13.5% alc., $28.75. A blend of four Eyrie estate vineyards with an average vine age of 29 years. · Noticeable increase in reddish-purple color in the glass over the 2007 vintage. Very fruity, even sappy dark berry aromas with a hint of fresh herbs. Ripe, sweet and more masculine with a pleasing blend of spices and black fruits, restrained but firm tannins, and impressive aromatic length on the generous finish. Still fine the next day from a previously opened and re-corked bottle. Very good.

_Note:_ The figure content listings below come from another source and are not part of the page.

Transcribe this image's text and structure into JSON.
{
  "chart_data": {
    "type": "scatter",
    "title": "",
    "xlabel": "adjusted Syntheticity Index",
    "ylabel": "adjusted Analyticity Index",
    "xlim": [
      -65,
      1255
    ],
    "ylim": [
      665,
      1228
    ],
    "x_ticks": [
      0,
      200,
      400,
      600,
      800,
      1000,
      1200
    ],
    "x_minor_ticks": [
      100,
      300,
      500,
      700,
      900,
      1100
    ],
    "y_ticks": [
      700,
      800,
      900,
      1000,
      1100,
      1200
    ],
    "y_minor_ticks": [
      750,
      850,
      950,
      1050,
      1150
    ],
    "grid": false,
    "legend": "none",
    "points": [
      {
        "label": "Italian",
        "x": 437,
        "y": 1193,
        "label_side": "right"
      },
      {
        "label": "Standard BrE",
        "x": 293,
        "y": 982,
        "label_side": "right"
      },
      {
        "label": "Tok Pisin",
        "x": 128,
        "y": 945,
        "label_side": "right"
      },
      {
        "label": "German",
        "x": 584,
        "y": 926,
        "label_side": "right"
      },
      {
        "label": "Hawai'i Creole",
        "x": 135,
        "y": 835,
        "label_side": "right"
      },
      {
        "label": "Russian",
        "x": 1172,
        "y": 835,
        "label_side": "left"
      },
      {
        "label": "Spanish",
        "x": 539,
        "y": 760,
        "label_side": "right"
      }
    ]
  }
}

2009 The Eyrie Vineyards Estate Pinot Noir

13.5% alc., $33, released April 2011. · Moderately light reddish-purple color in the glass. Reserved, but attractive perfume of raspberries and black cherries. A well-crafted wine that is refined and supple in the mouth, offering a vivid explosion of raspberry fruit that lingers until the next sip. The fruit seems “alive.” Very good (+).

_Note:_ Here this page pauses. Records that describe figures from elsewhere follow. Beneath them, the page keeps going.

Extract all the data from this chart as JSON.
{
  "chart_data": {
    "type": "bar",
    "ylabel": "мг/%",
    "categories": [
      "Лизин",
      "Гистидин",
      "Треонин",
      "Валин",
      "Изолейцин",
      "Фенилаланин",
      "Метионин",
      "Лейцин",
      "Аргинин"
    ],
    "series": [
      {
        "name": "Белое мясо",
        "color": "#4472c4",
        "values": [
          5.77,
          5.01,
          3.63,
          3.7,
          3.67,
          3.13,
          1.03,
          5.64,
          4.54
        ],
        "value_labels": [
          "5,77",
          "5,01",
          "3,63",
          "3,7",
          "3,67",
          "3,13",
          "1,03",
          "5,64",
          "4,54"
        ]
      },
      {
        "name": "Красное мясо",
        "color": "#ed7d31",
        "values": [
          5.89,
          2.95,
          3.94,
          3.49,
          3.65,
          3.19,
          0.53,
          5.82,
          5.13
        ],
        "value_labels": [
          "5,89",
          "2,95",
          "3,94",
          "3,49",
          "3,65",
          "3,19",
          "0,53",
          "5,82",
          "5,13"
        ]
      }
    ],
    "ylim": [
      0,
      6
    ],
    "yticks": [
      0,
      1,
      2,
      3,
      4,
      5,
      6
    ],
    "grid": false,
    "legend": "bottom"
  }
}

2009 The Eyrie Vineyards Estate “Original Vines” Reserve Pinot Noir

13.5% alc., $60. Released April 2011. · Moderately light reddish-purple hue in the glass. Enticing aromas of strawberries, raspberries and melon. Perfectly balanced with a charming array of Pinot fruits showing more restraint than the Estate bottling, but offering more long-term potential. The epitome of the Eyrie style with a sexy silkiness, elegance and a touch of terrior-driven dried herbs on the finish. Showing a little oak vanillin now due to its young age. The harmony and breeding predicts a long cellar life ahead.

2008 BlackCap Chardonnay

13.5% alc., 72 cases, $60. · A modern style of Chardonnay with aromas of tropical fruits, banana, and oak. Moderately showy flavors of pear, lemon curd and baked apple. Lacks delicacy and refinement, but will please lovers of this fruit-forward style. Serve with shrimp, lobster, or sauced fish. Good.

2008 BlackCap Pinot Noir

13.5% alc., $45. Made from Eyrie’s younger Pinot Noir vines and fruit purchased from other mature and naturally managed Willamette Valley plantings. · Moderately deep reddish-purple color in the glass. Noticeably more extraction and oak treatment in this wine compared to the Eyrie bottlings. The nose is flush with a panoply of darker stone fruit and berry aromas. The core of fruit is wrapped in firm tannins and displays an underpinning of subtle oak-driven flavors. Not particularly refined but has the fruit to capture your attention. Very good.

NV NV La Luz Special Edition Oregon Pinot Noir

13.5% alc., 261 cases, $35. A one-time limited edition created by winemaker Jason Lett, from a blend of two own-rooted vineyards: 50% Eyrie Rolling Green Vineyard Pinot Noir grapes and 50% Bishop Creek Vineyards. A share of the profits from the sale of La Luz wines will help cover the uninsured medical costs for a kidney transplant for Lupe Hernandez, the mother of three girls and spouse of Eyrie’s cellarmaster, Julio Hernandez. · Moderate burnished red hue with a slight aged patina. Complex aromatics featuring a mix of berries and cherries, spices, new-sawn wood, bramble and bay leaf. Medium-weighted flavors of cherries and cranberries with dried herbs in the background. Bright acidity with subtle oak accents and a dry, slightly salty finish. Tastes like an aged wine. Good (+).